We've now gone on 3 dates (2 dinners and a show) and they've all gone nicely. We have a lot in common but we also unfortunately have the same work/school load and only have the weekends to have free time. I'm also semi-feeling-it, not 100% interested.

 

My question is... should I go on a couple of more dates with this guy and see if my interest in him evolves? If it doesn't, I can't exactly call it completely quits because we still have to go on this same trip next spring. So if it doesn't, how do I tell him kindly that I'm not interested without ruining a friendship for the trip?

 

One of the other things that gets me is that his family is very religious (he mentioned that he has a couple of uncles who are ministers), and I'm not. At all. I haven't brought that up but I have a feeling that me lacking religious beliefs wouldn't work out with his. He also has a bible quote on his Facebook, which leads me to believe he may not take kindly to my view on religion. I don't mind that he is and would welcome trying to work it out if it became an issue, but I've found that the other way around is not as understanding. Thoughts?

Posted

Grad school is a temporary existence in a sheltered environment.

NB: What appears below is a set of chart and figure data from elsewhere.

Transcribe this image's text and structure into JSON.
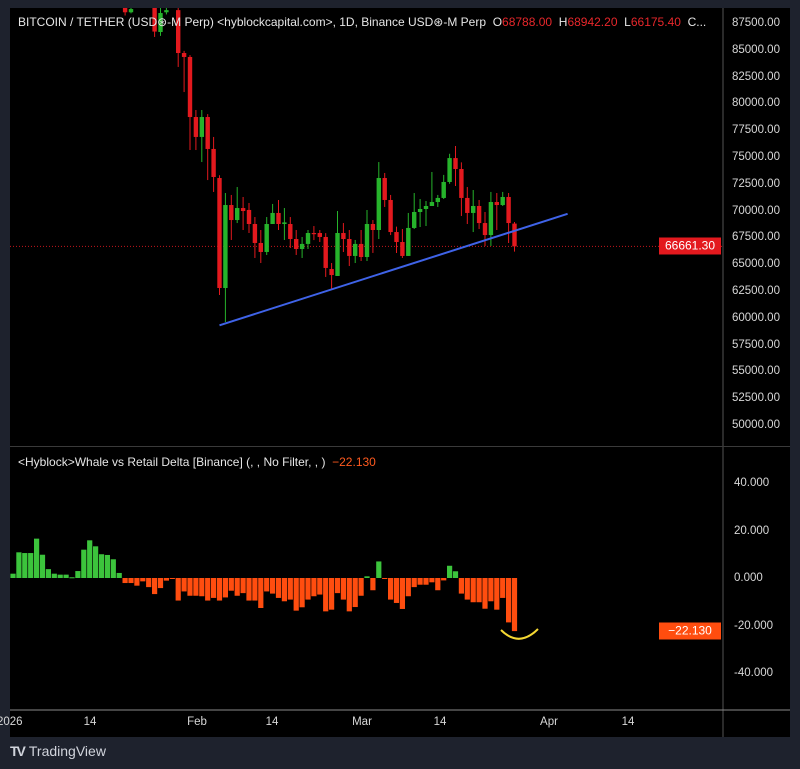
{
  "header": {
    "symbol": "BITCOIN / TETHER (USD⊛-M Perp) <hyblockcapital.com>, 1D, Binance USD⊛-M Perp",
    "o_label": "O",
    "o": "68788.00",
    "h_label": "H",
    "h": "68942.20",
    "l_label": "L",
    "l": "66175.40",
    "c_label": "C..."
  },
  "price_axis": [
    "87500.00",
    "85000.00",
    "82500.00",
    "80000.00",
    "77500.00",
    "75000.00",
    "72500.00",
    "70000.00",
    "67500.00",
    "65000.00",
    "62500.00",
    "60000.00",
    "57500.00",
    "55000.00",
    "52500.00",
    "50000.00"
  ],
  "last_price": "66661.30",
  "indicator": {
    "title": "<Hyblock>Whale vs Retail Delta [Binance] (, , No Filter, , )",
    "value": "−22.130",
    "axis": [
      "40.000",
      "20.000",
      "0.000",
      "-20.000",
      "-40.000"
    ],
    "last_label": "−22.130"
  },
  "time_axis": [
    "2026",
    "14",
    "Feb",
    "14",
    "Mar",
    "14",
    "Apr",
    "14"
  ],
  "footer": {
    "brand": "TradingView"
  },
  "colors": {
    "up": "#26b32b",
    "down": "#e3191e",
    "hist_up": "#3cc43c",
    "hist_down": "#ff4d0f",
    "trendline": "#3f63e8",
    "annotation": "#f5d833",
    "last_price_bg": "#e3191e",
    "indicator_bg": "#ff4d0f"
  },
  "chart_data": [
    {
      "type": "candlestick",
      "ylim": [
        48000,
        89000
      ],
      "candles": [
        [
          "2026-01-20",
          89000,
          89300,
          88200,
          88500
        ],
        [
          "2026-01-21",
          88500,
          89200,
          88400,
          88800
        ],
        [
          "2026-01-25",
          89000,
          89500,
          86200,
          86700
        ],
        [
          "2026-01-26",
          86660,
          88900,
          86300,
          88430
        ],
        [
          "2026-01-27",
          88500,
          89000,
          88300,
          88700
        ],
        [
          "2026-01-29",
          88700,
          89000,
          83400,
          84700
        ],
        [
          "2026-01-30",
          84700,
          84900,
          81060,
          84330
        ],
        [
          "2026-01-31",
          84330,
          84500,
          75650,
          78730
        ],
        [
          "2026-02-01",
          78730,
          79385,
          75650,
          76870
        ],
        [
          "2026-02-02",
          76870,
          79385,
          74530,
          78730
        ],
        [
          "2026-02-03",
          78730,
          79000,
          72850,
          75750
        ],
        [
          "2026-02-04",
          75750,
          76870,
          71740,
          73135
        ],
        [
          "2026-02-05",
          73040,
          73300,
          62130,
          62780
        ],
        [
          "2026-02-06",
          62780,
          71640,
          59610,
          70520
        ],
        [
          "2026-02-07",
          70520,
          71460,
          67260,
          69120
        ],
        [
          "2026-02-08",
          69120,
          72200,
          68840,
          70240
        ],
        [
          "2026-02-09",
          70240,
          71270,
          68190,
          69960
        ],
        [
          "2026-02-10",
          70060,
          70710,
          67910,
          68750
        ],
        [
          "2026-02-11",
          68750,
          69400,
          65580,
          66980
        ],
        [
          "2026-02-12",
          66980,
          68190,
          65110,
          66140
        ],
        [
          "2026-02-13",
          66140,
          69400,
          65860,
          68750
        ],
        [
          "2026-02-14",
          68750,
          70620,
          68750,
          69780
        ],
        [
          "2026-02-15",
          69780,
          70990,
          68190,
          68750
        ],
        [
          "2026-02-16",
          68750,
          70240,
          67260,
          68900
        ],
        [
          "2026-02-17",
          68750,
          69400,
          66510,
          67350
        ],
        [
          "2026-02-18",
          67350,
          68190,
          65860,
          66420
        ],
        [
          "2026-02-19",
          66420,
          67540,
          65580,
          66890
        ],
        [
          "2026-02-20",
          66890,
          68190,
          66420,
          67910
        ],
        [
          "2026-02-21",
          67910,
          68560,
          67250,
          67800
        ],
        [
          "2026-02-22",
          67910,
          68190,
          67070,
          67540
        ],
        [
          "2026-02-23",
          67540,
          67900,
          63810,
          64650
        ],
        [
          "2026-02-24",
          64550,
          65110,
          62590,
          63990
        ],
        [
          "2026-02-25",
          63900,
          69960,
          63900,
          67910
        ],
        [
          "2026-02-26",
          67910,
          68840,
          66140,
          67350
        ],
        [
          "2026-02-27",
          67350,
          68190,
          64830,
          65770
        ],
        [
          "2026-02-28",
          65770,
          67260,
          65110,
          66890
        ],
        [
          "2026-03-01",
          66890,
          68190,
          65300,
          65670
        ],
        [
          "2026-03-02",
          65670,
          70060,
          65300,
          68750
        ],
        [
          "2026-03-03",
          68750,
          69120,
          66050,
          68190
        ],
        [
          "2026-03-04",
          68190,
          74530,
          67350,
          73040
        ],
        [
          "2026-03-05",
          73040,
          73510,
          70340,
          70990
        ],
        [
          "2026-03-06",
          70990,
          71460,
          67720,
          68000
        ],
        [
          "2026-03-07",
          68000,
          68500,
          66050,
          67070
        ],
        [
          "2026-03-08",
          67070,
          68280,
          65580,
          65770
        ],
        [
          "2026-03-09",
          65770,
          69780,
          65770,
          68380
        ],
        [
          "2026-03-10",
          68380,
          71640,
          68280,
          69870
        ],
        [
          "2026-03-11",
          69870,
          71080,
          68470,
          70150
        ],
        [
          "2026-03-12",
          70150,
          70900,
          68560,
          70430
        ],
        [
          "2026-03-13",
          70430,
          73600,
          70430,
          70800
        ],
        [
          "2026-03-14",
          70800,
          71460,
          70340,
          71180
        ],
        [
          "2026-03-15",
          71180,
          73330,
          71080,
          72670
        ],
        [
          "2026-03-16",
          72670,
          75300,
          72500,
          74900
        ],
        [
          "2026-03-17",
          74900,
          76030,
          72300,
          73880
        ],
        [
          "2026-03-18",
          73880,
          74500,
          69500,
          71180
        ],
        [
          "2026-03-19",
          71180,
          72200,
          68750,
          69780
        ],
        [
          "2026-03-20",
          69780,
          71920,
          68000,
          70430
        ],
        [
          "2026-03-21",
          70430,
          70990,
          68280,
          68840
        ],
        [
          "2026-03-22",
          68840,
          69870,
          66700,
          67720
        ],
        [
          "2026-03-23",
          67720,
          71740,
          66700,
          70800
        ],
        [
          "2026-03-24",
          70800,
          71640,
          68190,
          70520
        ],
        [
          "2026-03-25",
          70520,
          71740,
          70430,
          71270
        ],
        [
          "2026-03-26",
          71270,
          71640,
          66980,
          68840
        ],
        [
          "2026-03-27",
          68788,
          68942.2,
          66175.4,
          66661.3
        ]
      ],
      "trendline": [
        [
          "2026-02-05",
          59300
        ],
        [
          "2026-04-05",
          69700
        ]
      ],
      "last_price": 66661.3
    },
    {
      "type": "bar",
      "ylim": [
        -50,
        50
      ],
      "start": "2026-01-01",
      "values": [
        1.8,
        10.7,
        10.4,
        10.4,
        16.4,
        9.7,
        3.7,
        1.8,
        1.4,
        1.4,
        0.3,
        2.9,
        11.8,
        15.7,
        13.2,
        9.9,
        9.6,
        7.8,
        2.1,
        -2.1,
        -2.1,
        -3.2,
        -1.4,
        -3.8,
        -6.7,
        -4.2,
        -1.1,
        -0.4,
        -9.4,
        -5.6,
        -7.4,
        -7.4,
        -7.6,
        -9.4,
        -8.3,
        -9.4,
        -8.1,
        -5.3,
        -7.4,
        -6.3,
        -9.4,
        -9.4,
        -12.5,
        -5.6,
        -6.5,
        -8.3,
        -9.7,
        -9.0,
        -13.6,
        -12.2,
        -9.0,
        -7.6,
        -6.9,
        -13.9,
        -13.2,
        -6.3,
        -9.0,
        -13.9,
        -12.1,
        -7.4,
        0.7,
        -5.1,
        6.9,
        -0.4,
        -9.0,
        -10.4,
        -12.9,
        -7.6,
        -3.8,
        -2.8,
        -2.8,
        -1.8,
        -5.1,
        -1.0,
        5.1,
        2.8,
        -6.5,
        -9.0,
        -10.1,
        -10.1,
        -12.8,
        -9.7,
        -13.2,
        -8.3,
        -18.5,
        -22.13
      ]
    }
  ]
}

If you enjoy your dates, why kill it? At some point the relationship will progress or not, that's well within your control.

 

Apparently sex hasn't entered the dynamic.

  • Author
Posted

Balzac - True, why kill it indeed. I do enjoy them and my time with him, so I can test the waters for a couple more dates. I just don't want to lead him on if it's not going to go much further. Nope, sex isn't in the picture and I won't take it there if I feel there's the chance that it doesn't progress.

 

Hawaii50 - Yea, I'm a believer in the spark as well, which is why I was kind of uncertain with this. But I also believe that getting to know someone could bring about a spark at some point, so we'll see. I'm going to try to be as mature about this as I can, not only because of the trip circumstance, but also because I can tell he's falling for me and I don't want him to feel bad or string him along.

 

I guess I shouldn't tell him that I'm iffy about this? He wants to hang out at his place this weekend, which I feel is him taking it the next step. If it's a no go after that night, I'm not sure what to say. Thanks but I'm not feeling it but let's keep in touch? No idea, seems harsh. We haven't kissed yet after any of the dates, just hugs. Then again, I was also sick the last two times and the opportunity didn't present itself.

Posted

No disagreement on chemistry. Often grad school romantic relationships are for convenience. Common goals, advance knowledge of the logical ending date. Fun to have a regular companionship, socialize, get laid regularly.

People move on from grad school. Post docs, jobs, it's life.

 

Don't make it more than it is.

  • Author
Posted

Thanks Balzac, your logical insights are very refreshing.

Posted

Thanks for the positive comments. Your sole goal in grad school is to survive while enjoying the sheltered environment!!

 

At age 27 I suspect you've been in the adult world of work? Often grad students don't remain on the academic track straight through.

 

He's an intelligent adult, he can deal with his decisions. If he's wife shopping in grad school, that's on him.

 

No mention of your program but if it's MBA or JD, summers are usually far flung job to gain future opportunity. Hard science is a bit of a longer run and same geography.

  • Author
Posted

That's true! Yes, I've been working full time while going to grad school full time.

 

I'm hoping that at 23 he's not wife shopping. I'm definitely not looking for anything that serious until I'm done, hopefully in a year and a half. I don't have too much time to dedicate to someone although it is nice to have someone around to have a good time with.